There were a few roadblocks and headaches involved with this, since TensorFlow.js is a young library, but if you already tried out my lyrics generator in the browser, then that is at least proof that I managed to kind-of do it. And it is in fact Gene Lyrica One producing lyrics in the browser!
This is the end
this is the end of the night
i was not every worldGene Lyrica One
i feel it
With this surprisingly insightful observation from Gene (“I was not every world”), it is time to wrap up for now. Overall, I am pleased with the outcome of the project. Even with my limited knowledge of recurrent neural networks, it was possible to train a network that can produce lyrics-like texts.
It is ok to be skeptical towards the entire premise of this setup though. One could argue that the neural network is just an unnecessarily complex probability model, and that simpler models using different techniques could produce equally good results. For example, a hand-coded language model might produce text with better grammar.
However, the cool thing about deep learning is that it does not necessarily require knowledge of grammar and language structure — it just needs enough data to learn on its own.
This is both a blessing and a curse.

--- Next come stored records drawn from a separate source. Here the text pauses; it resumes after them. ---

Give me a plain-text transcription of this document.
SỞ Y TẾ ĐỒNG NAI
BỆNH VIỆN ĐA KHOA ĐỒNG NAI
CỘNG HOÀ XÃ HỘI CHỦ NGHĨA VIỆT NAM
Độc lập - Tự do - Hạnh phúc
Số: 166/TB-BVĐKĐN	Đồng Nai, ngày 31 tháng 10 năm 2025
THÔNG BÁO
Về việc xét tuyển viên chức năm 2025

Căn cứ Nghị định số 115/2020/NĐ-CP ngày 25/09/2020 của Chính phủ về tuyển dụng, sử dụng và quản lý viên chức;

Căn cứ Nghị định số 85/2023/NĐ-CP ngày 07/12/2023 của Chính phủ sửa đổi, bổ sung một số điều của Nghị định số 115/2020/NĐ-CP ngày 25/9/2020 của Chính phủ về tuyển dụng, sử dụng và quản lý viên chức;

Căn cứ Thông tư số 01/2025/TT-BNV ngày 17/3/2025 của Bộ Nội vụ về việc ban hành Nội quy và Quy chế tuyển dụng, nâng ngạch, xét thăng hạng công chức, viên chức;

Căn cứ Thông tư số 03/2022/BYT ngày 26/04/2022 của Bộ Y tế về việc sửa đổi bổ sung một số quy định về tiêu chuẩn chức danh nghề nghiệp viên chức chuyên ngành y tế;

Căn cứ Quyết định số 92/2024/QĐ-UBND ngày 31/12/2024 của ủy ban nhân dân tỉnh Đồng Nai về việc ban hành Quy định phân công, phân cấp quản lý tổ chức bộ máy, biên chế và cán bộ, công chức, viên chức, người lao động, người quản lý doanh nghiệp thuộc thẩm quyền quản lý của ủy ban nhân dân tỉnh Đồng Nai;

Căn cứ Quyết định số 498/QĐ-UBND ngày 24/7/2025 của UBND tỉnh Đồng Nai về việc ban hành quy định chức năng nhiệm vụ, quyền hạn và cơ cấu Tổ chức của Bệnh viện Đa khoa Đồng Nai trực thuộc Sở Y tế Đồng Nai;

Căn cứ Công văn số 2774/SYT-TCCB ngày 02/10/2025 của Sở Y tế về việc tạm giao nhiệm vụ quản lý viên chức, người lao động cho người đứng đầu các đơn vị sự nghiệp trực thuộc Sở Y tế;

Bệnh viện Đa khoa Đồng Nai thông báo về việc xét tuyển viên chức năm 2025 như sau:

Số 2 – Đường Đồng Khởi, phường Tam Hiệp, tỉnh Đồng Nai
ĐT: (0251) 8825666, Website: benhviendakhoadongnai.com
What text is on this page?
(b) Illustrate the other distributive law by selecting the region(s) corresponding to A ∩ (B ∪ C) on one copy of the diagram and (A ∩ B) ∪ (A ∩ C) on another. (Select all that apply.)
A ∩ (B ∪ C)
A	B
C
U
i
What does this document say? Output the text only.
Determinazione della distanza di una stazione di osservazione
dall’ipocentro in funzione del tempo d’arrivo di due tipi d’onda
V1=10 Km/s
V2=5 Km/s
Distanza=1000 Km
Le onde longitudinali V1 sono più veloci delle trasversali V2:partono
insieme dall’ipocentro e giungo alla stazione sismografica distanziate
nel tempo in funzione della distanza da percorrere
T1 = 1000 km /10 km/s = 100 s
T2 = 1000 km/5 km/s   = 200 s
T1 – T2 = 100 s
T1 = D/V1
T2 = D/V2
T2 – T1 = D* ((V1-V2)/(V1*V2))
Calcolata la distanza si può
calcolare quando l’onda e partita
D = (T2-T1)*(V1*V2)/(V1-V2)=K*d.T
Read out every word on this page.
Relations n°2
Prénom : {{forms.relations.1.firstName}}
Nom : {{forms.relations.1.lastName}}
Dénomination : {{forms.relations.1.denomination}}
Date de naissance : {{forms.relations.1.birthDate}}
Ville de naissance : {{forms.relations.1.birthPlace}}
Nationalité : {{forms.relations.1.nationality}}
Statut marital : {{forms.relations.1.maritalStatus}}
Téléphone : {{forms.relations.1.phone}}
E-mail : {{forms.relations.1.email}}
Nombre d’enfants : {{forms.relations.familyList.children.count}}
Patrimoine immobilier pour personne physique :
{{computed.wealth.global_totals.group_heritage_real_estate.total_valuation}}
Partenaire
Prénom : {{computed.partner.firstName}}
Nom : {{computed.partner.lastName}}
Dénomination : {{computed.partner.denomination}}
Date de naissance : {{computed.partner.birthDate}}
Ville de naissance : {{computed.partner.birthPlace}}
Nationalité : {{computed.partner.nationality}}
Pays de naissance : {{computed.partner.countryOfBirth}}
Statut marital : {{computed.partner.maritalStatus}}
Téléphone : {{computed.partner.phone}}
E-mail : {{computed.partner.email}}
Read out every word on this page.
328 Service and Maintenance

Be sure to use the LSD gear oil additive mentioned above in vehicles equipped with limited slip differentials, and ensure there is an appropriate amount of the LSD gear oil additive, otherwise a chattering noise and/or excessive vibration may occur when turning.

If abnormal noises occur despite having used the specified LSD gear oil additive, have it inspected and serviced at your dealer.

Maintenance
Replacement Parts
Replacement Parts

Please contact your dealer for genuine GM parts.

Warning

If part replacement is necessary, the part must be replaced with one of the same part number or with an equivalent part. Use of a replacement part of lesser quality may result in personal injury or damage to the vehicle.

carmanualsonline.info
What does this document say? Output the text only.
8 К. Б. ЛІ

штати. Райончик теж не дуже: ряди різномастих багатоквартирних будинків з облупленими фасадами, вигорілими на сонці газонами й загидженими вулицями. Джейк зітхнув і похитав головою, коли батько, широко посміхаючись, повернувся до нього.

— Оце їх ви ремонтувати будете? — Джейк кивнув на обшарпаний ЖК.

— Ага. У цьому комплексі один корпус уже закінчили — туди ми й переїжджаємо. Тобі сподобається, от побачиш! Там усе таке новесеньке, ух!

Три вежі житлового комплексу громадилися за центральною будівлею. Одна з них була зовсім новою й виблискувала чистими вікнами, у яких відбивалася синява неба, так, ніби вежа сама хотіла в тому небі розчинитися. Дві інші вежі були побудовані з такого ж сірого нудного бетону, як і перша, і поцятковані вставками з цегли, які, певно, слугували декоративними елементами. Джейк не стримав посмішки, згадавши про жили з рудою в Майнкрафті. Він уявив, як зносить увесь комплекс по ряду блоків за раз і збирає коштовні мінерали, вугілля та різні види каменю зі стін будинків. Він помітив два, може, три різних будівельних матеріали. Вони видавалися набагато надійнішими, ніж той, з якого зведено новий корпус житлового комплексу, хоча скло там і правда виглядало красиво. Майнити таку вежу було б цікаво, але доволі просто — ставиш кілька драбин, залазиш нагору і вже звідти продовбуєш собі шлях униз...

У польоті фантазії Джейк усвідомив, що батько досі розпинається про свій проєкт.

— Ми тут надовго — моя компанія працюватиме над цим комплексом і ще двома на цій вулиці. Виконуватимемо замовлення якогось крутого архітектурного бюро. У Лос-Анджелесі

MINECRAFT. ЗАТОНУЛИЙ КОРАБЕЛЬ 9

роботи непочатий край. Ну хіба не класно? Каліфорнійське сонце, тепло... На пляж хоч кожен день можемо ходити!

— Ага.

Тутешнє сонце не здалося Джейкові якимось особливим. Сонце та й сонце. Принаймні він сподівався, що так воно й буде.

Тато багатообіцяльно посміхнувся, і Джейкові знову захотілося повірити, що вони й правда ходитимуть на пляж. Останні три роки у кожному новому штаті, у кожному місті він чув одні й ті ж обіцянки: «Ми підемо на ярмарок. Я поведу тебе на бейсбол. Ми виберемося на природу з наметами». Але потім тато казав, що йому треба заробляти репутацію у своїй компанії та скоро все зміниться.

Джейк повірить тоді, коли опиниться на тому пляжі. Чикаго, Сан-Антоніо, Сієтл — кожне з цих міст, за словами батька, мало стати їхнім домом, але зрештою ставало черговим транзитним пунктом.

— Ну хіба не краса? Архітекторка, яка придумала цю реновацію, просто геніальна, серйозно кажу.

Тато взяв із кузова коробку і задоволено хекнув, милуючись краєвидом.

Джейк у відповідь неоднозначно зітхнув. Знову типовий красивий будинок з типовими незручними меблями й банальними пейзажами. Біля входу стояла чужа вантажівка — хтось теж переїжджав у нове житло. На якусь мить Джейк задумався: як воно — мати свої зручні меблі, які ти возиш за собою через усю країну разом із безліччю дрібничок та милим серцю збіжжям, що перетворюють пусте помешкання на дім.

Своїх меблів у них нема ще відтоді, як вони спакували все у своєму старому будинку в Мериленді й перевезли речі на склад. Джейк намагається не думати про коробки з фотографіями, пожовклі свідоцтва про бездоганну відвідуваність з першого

Although I learned a lot about neural networks and deep learning during this project, I did not gain any knowledge regarding the language structure and composition of lyrics.
I will probably not understand why hello world is a dream for now.
But I am ok with that.
- Many examples online predict single characters instead of full words. The advantage is a much smaller output space (the letters of the alphabet), but it also comes with the risk of making words that do not make sense at all. I did not try this technique.
- “Random” is a misnomer. The sampling uses a multinomial distribution to select the output words, based on their initial probabilities. But the effect of this sampling is to add a bit of randomness to the predicted words.